You helped me realize that almost every piece of clothing that I’ve bought as an adult, I bought because it made me look smaller, taller, and less like myself. But you… you make me look as large as I actually am. With you, I put my hands in my pockets and I occupy space. It feels so good to occupy space! Holy shit! Because of you, I’m asking myself questions like, “Should I try culottes?” and “What is flattering? Do I even need to clothes that are flattering?”
Did I ever tell you about the mentor who told me that a strength isn’t something you do well; a strength is something you do that makes you feel strong. I’d never heard anyone say that before, and I always wondered why so many of the things that people praised me for, things I believed I was good at, were also the things that I dreaded doing and that drained me completely.
When it comes to flattering clothes and overall life partners, I think the same principle applies: A flattering outfit isn’t something that brings you as close as possible to the smallest, tallest illusion of yourself; a flattering outfit makes you feel. Your. Self. Exactly as you are. That’s what you did for me, love.
Sure, after a week with you, when you’re relaxed and maybe need a wash, my butt might look look like that of a frog who spent a winter eating mashed potatoes and then learned how to walk on its hind legs. Sure, you thicken my waist with your heavy cotton and brass buttons. Good luck finding these sensational knockers under your stiff fabric bib. My legs look exactly as long as my legs are, which is… they’re not long. I have the proportions of a Dachsund, really. My thick thighs look thick. And you not only accept me, but you fit me. Perfectly.
I look nothing like a yoga teacher, ballet dancer, willow branch, or runway model. I used to believe that slender and tall was the only way a woman could look. If I didn’t look like her, I wasn’t really a woman. I was a strange assembly of womanlike parts that had been rejected for overspilling the mold. But you help me celebrate that I look like Katie.

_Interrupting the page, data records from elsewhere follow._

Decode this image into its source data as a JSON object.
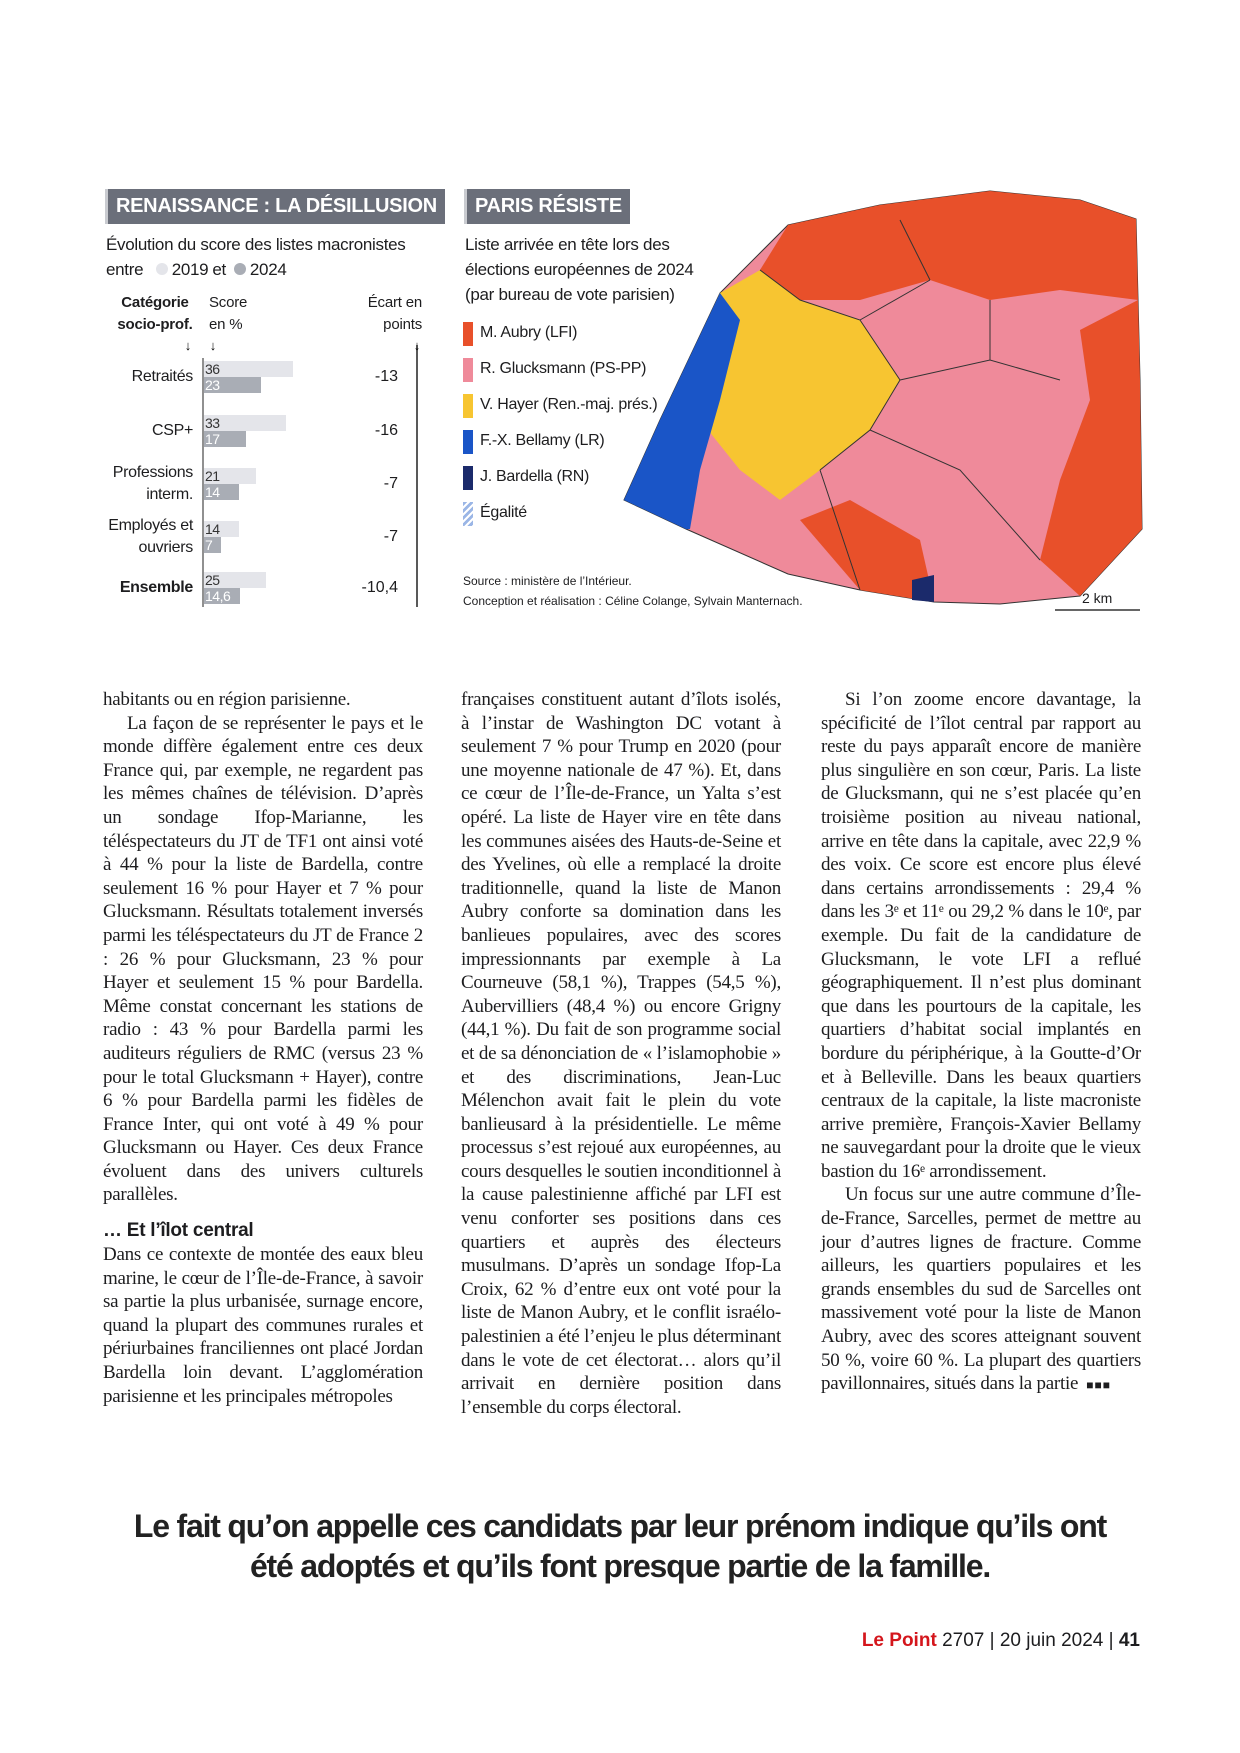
{
  "chart_data": {
    "type": "bar",
    "title": "RENAISSANCE : LA DÉSILLUSION",
    "subtitle": "Évolution du score des listes macronistes",
    "legend_intro": "entre",
    "legend_joiner": "et",
    "category_header": "Catégorie socio-prof.",
    "value_header": "Score en %",
    "gap_header": "Écart en points",
    "categories": [
      "Retraités",
      "CSP+",
      "Professions interm.",
      "Employés et ouvriers",
      "Ensemble"
    ],
    "series": [
      {
        "name": "2019",
        "color": "#e4e5ea",
        "values": [
          36,
          33,
          21,
          14,
          25
        ]
      },
      {
        "name": "2024",
        "color": "#a9adb5",
        "values": [
          23,
          17,
          14,
          7,
          14.6
        ],
        "value_labels": [
          "23",
          "17",
          "14",
          "7",
          "14,6"
        ]
      }
    ],
    "gap": {
      "values": [
        -13,
        -16,
        -7,
        -7,
        -10.4
      ],
      "value_labels": [
        "-13",
        "-16",
        "-7",
        "-7",
        "-10,4"
      ]
    }
  },
  "map": {
    "title": "PARIS RÉSISTE",
    "subtitle": "Liste arrivée en tête lors des élections européennes de 2024 (par bureau de vote parisien)",
    "legend": [
      {
        "label": "M. Aubry (LFI)",
        "color": "#e8502a"
      },
      {
        "label": "R. Glucksmann (PS-PP)",
        "color": "#ef8a9a"
      },
      {
        "label": "V. Hayer (Ren.-maj. prés.)",
        "color": "#f7c531"
      },
      {
        "label": "F.-X. Bellamy (LR)",
        "color": "#1a55c7"
      },
      {
        "label": "J. Bardella (RN)",
        "color": "#1b2a6b"
      },
      {
        "label": "Égalité",
        "color": "#9bb6e6"
      }
    ],
    "source": "Source : ministère de l’Intérieur.",
    "credits": "Conception et réalisation : Céline Colange, Sylvain Manternach.",
    "scale": "2 km"
  },
  "article": {
    "columns": [
      [
        {
          "kind": "p",
          "text": "habitants ou en région parisienne."
        },
        {
          "kind": "p",
          "indent": true,
          "text": "La façon de se représenter le pays et le monde diffère également entre ces deux France qui, par exemple, ne regardent pas les mêmes chaînes de télévision. D’après un sondage Ifop-Marianne, les téléspectateurs du JT de TF1 ont ainsi voté à 44 % pour la liste de Bardella, contre seulement 16 % pour Hayer et 7 % pour Glucksmann. Résultats totalement inversés parmi les téléspectateurs du JT de France 2 : 26 % pour Glucksmann, 23 % pour Hayer et seulement 15 % pour Bardella. Même constat concernant les stations de radio : 43 % pour Bardella parmi les auditeurs réguliers de RMC (versus 23 % pour le total Glucksmann + Hayer), contre 6 % pour Bardella parmi les fidèles de France Inter, qui ont voté à 49 % pour Glucksmann ou Hayer. Ces deux France évoluent dans des univers culturels parallèles."
        },
        {
          "kind": "h",
          "text": "… Et l’îlot central"
        },
        {
          "kind": "p",
          "text": "Dans ce contexte de montée des eaux bleu marine, le cœur de l’Île-de-France, à savoir sa partie la plus urbanisée, surnage encore, quand la plupart des communes rurales et périurbaines franciliennes ont placé Jordan Bardella loin devant. L’agglomération parisienne et les principales métropoles"
        }
      ],
      [
        {
          "kind": "p",
          "text": "françaises constituent autant d’îlots isolés, à l’instar de Washington DC votant à seulement 7 % pour Trump en 2020 (pour une moyenne nationale de 47 %). Et, dans ce cœur de l’Île-de-France, un Yalta s’est opéré. La liste de Hayer vire en tête dans les communes aisées des Hauts-de-Seine et des Yvelines, où elle a remplacé la droite traditionnelle, quand la liste de Manon Aubry conforte sa domination dans les banlieues populaires, avec des scores impressionnants par exemple à La Courneuve (58,1 %), Trappes (54,5 %), Aubervilliers (48,4 %) ou encore Grigny (44,1 %). Du fait de son programme social et de sa dénonciation de « l’islamophobie » et des discriminations, Jean-Luc Mélenchon avait fait le plein du vote banlieusard à la présidentielle. Le même processus s’est rejoué aux européennes, au cours desquelles le soutien inconditionnel à la cause palestinienne affiché par LFI est venu conforter ses positions dans ces quartiers et auprès des électeurs musulmans. D’après un sondage Ifop-La Croix, 62 % d’entre eux ont voté pour la liste de Manon Aubry, et le conflit israélo-palestinien a été l’enjeu le plus déterminant dans le vote de cet électorat… alors qu’il arrivait en dernière position dans l’ensemble du corps électoral."
        }
      ],
      [
        {
          "kind": "p",
          "indent": true,
          "text": "Si l’on zoome encore davantage, la spécificité de l’îlot central par rapport au reste du pays apparaît encore de manière plus singulière en son cœur, Paris. La liste de Glucksmann, qui ne s’est placée qu’en troisième position au niveau national, arrive en tête dans la capitale, avec 22,9 % des voix. Ce score est encore plus élevé dans certains arrondissements : 29,4 % dans les 3ᵉ et 11ᵉ ou 29,2 % dans le 10ᵉ, par exemple. Du fait de la candidature de Glucksmann, le vote LFI a reflué géographiquement. Il n’est plus dominant que dans les pourtours de la capitale, les quartiers d’habitat social implantés en bordure du périphérique, à la Goutte-d’Or et à Belleville. Dans les beaux quartiers centraux de la capitale, la liste macroniste arrive première, François-Xavier Bellamy ne sauvegardant pour la droite que le vieux bastion du 16ᵉ arrondissement."
        },
        {
          "kind": "p",
          "indent": true,
          "text": "Un focus sur une autre commune d’Île-de-France, Sarcelles, permet de mettre au jour d’autres lignes de fracture. Comme ailleurs, les quartiers populaires et les grands ensembles du sud de Sarcelles ont massivement voté pour la liste de Manon Aubry, avec des scores atteignant souvent 50 %, voire 60 %. La plupart des quartiers pavillonnaires, situés dans la partie"
        }
      ]
    ],
    "pull_quote": "Le fait qu’on appelle ces candidats par leur prénom indique qu’ils ont été adoptés et qu’ils font presque partie de la famille."
  },
  "footer": {
    "brand": "Le Point",
    "issue": "2707 | 20 juin 2024 |",
    "page": "41"
  }
}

With you, I celebrate that my plant patronus is less willow and more General Sherman, the girthy, half-dead-but-still-growing, dropped-a-limb-and-cratered-a-road-but-I’m-good-I’m-good sequoiah of California. I’ve never been bendy, but your girl can plant. These roots go deep.
Because of you, love of my life, my soul mate, my north star, I don’t feel like a failure because I permit my body to remain the shape that it is. I have ceased to assault myself with Spanx and shakes for lunch, but I don’t feel like I admitted defeat. I feel blessed by the peace you brought me. I feel myself, just as I am. That’s the gift that loving you has given me. How can I ever repay you? The truth is, I can’t. But I’m sure as hell going to try.

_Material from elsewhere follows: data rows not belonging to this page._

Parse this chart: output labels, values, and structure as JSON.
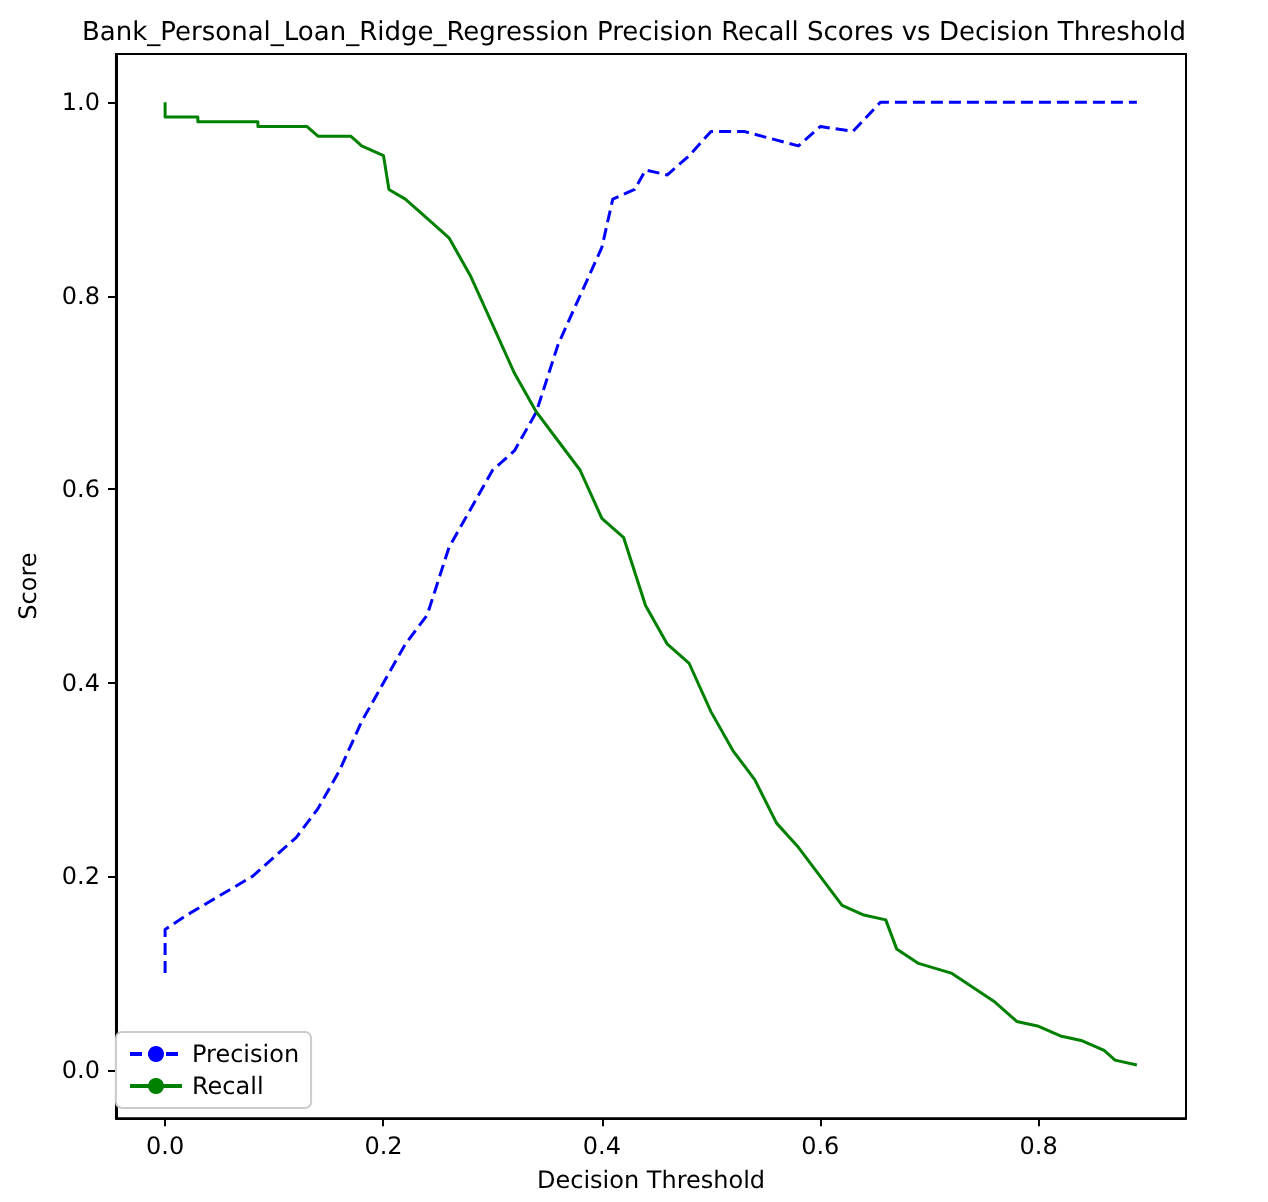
{
  "chart_data": {
    "type": "line",
    "title": "Bank_Personal_Loan_Ridge_Regression Precision Recall Scores vs Decision Threshold",
    "xlabel": "Decision Threshold",
    "ylabel": "Score",
    "xlim": [
      -0.045,
      0.935
    ],
    "ylim": [
      -0.05,
      1.05
    ],
    "xticks": [
      {
        "value": 0,
        "label": "0.0"
      },
      {
        "value": 0.2,
        "label": "0.2"
      },
      {
        "value": 0.4,
        "label": "0.4"
      },
      {
        "value": 0.6,
        "label": "0.6"
      },
      {
        "value": 0.8,
        "label": "0.8"
      }
    ],
    "yticks": [
      {
        "value": 0,
        "label": "0.0"
      },
      {
        "value": 0.2,
        "label": "0.2"
      },
      {
        "value": 0.4,
        "label": "0.4"
      },
      {
        "value": 0.6,
        "label": "0.6"
      },
      {
        "value": 0.8,
        "label": "0.8"
      },
      {
        "value": 1,
        "label": "1.0"
      }
    ],
    "grid": false,
    "legend": "bottom left",
    "marker": "none",
    "series": [
      {
        "name": "Precision",
        "color": "#0000ff",
        "line_style": "dashed",
        "x": [
          0,
          0,
          0.02,
          0.05,
          0.08,
          0.1,
          0.12,
          0.14,
          0.16,
          0.18,
          0.2,
          0.22,
          0.24,
          0.26,
          0.28,
          0.3,
          0.32,
          0.34,
          0.36,
          0.38,
          0.4,
          0.41,
          0.43,
          0.44,
          0.46,
          0.48,
          0.5,
          0.53,
          0.58,
          0.6,
          0.63,
          0.655,
          0.89
        ],
        "values": [
          0.1,
          0.145,
          0.16,
          0.18,
          0.2,
          0.22,
          0.24,
          0.27,
          0.31,
          0.36,
          0.4,
          0.44,
          0.47,
          0.54,
          0.58,
          0.62,
          0.64,
          0.68,
          0.75,
          0.8,
          0.85,
          0.9,
          0.91,
          0.93,
          0.925,
          0.945,
          0.97,
          0.97,
          0.955,
          0.975,
          0.97,
          1,
          1
        ]
      },
      {
        "name": "Recall",
        "color": "#008000",
        "line_style": "solid",
        "x": [
          0,
          0,
          0.03,
          0.03,
          0.085,
          0.085,
          0.13,
          0.14,
          0.17,
          0.18,
          0.2,
          0.205,
          0.22,
          0.24,
          0.26,
          0.28,
          0.3,
          0.32,
          0.34,
          0.36,
          0.38,
          0.4,
          0.42,
          0.44,
          0.46,
          0.48,
          0.5,
          0.52,
          0.54,
          0.56,
          0.58,
          0.6,
          0.62,
          0.64,
          0.66,
          0.67,
          0.69,
          0.72,
          0.74,
          0.76,
          0.78,
          0.8,
          0.82,
          0.84,
          0.86,
          0.87,
          0.89
        ],
        "values": [
          1,
          0.985,
          0.985,
          0.98,
          0.98,
          0.975,
          0.975,
          0.965,
          0.965,
          0.955,
          0.945,
          0.91,
          0.9,
          0.88,
          0.86,
          0.82,
          0.77,
          0.72,
          0.68,
          0.65,
          0.62,
          0.57,
          0.55,
          0.48,
          0.44,
          0.42,
          0.37,
          0.33,
          0.3,
          0.255,
          0.23,
          0.2,
          0.17,
          0.16,
          0.155,
          0.125,
          0.11,
          0.1,
          0.085,
          0.07,
          0.05,
          0.045,
          0.035,
          0.03,
          0.02,
          0.01,
          0.005
        ]
      }
    ]
  }
}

I will wash you inside-out on cold delicate setting, and only if a spot-cleaning won’t get it done. I will hang you on a velvet hanger in my closet. I will stitch your tears, so tenderly, and cuff your gently tapered hem if it starts to rain.
I will walk through the world with you, through valleys and peaks. Together, we will plant gardens, raise children, go to the mall and the store. We will fall asleep on the couch, road trip to the Grand Canyon. All I want is to love you every day for the rest of my life. I want to wake up every morning with you by my side and go to sleep every night in your tender embrace.
And when the time comes for us to part, my bread, my life, my everything, I want you to know that I’ll wear my next pair of overalls in your honor. I actually already bought them, honestly. I hid them from you, but they’re in the closet right now. I didn’t know how long Gap was going to carry them and I know you’d want me to be happy after you… well, we don’t have to talk about this today.
Blessed are you, the marriage of bib and trouser. You complete me. You make me a better person. Loving you has changed me forever.
It may even have changed the world.
Plus, you have nine pockets. Nine.
My heart.
FYI, this post was not sponsored in any way by the Gap. I don’t do paid or sponsored posts. I just bought my overalls from the Gap and I am a truth-teller.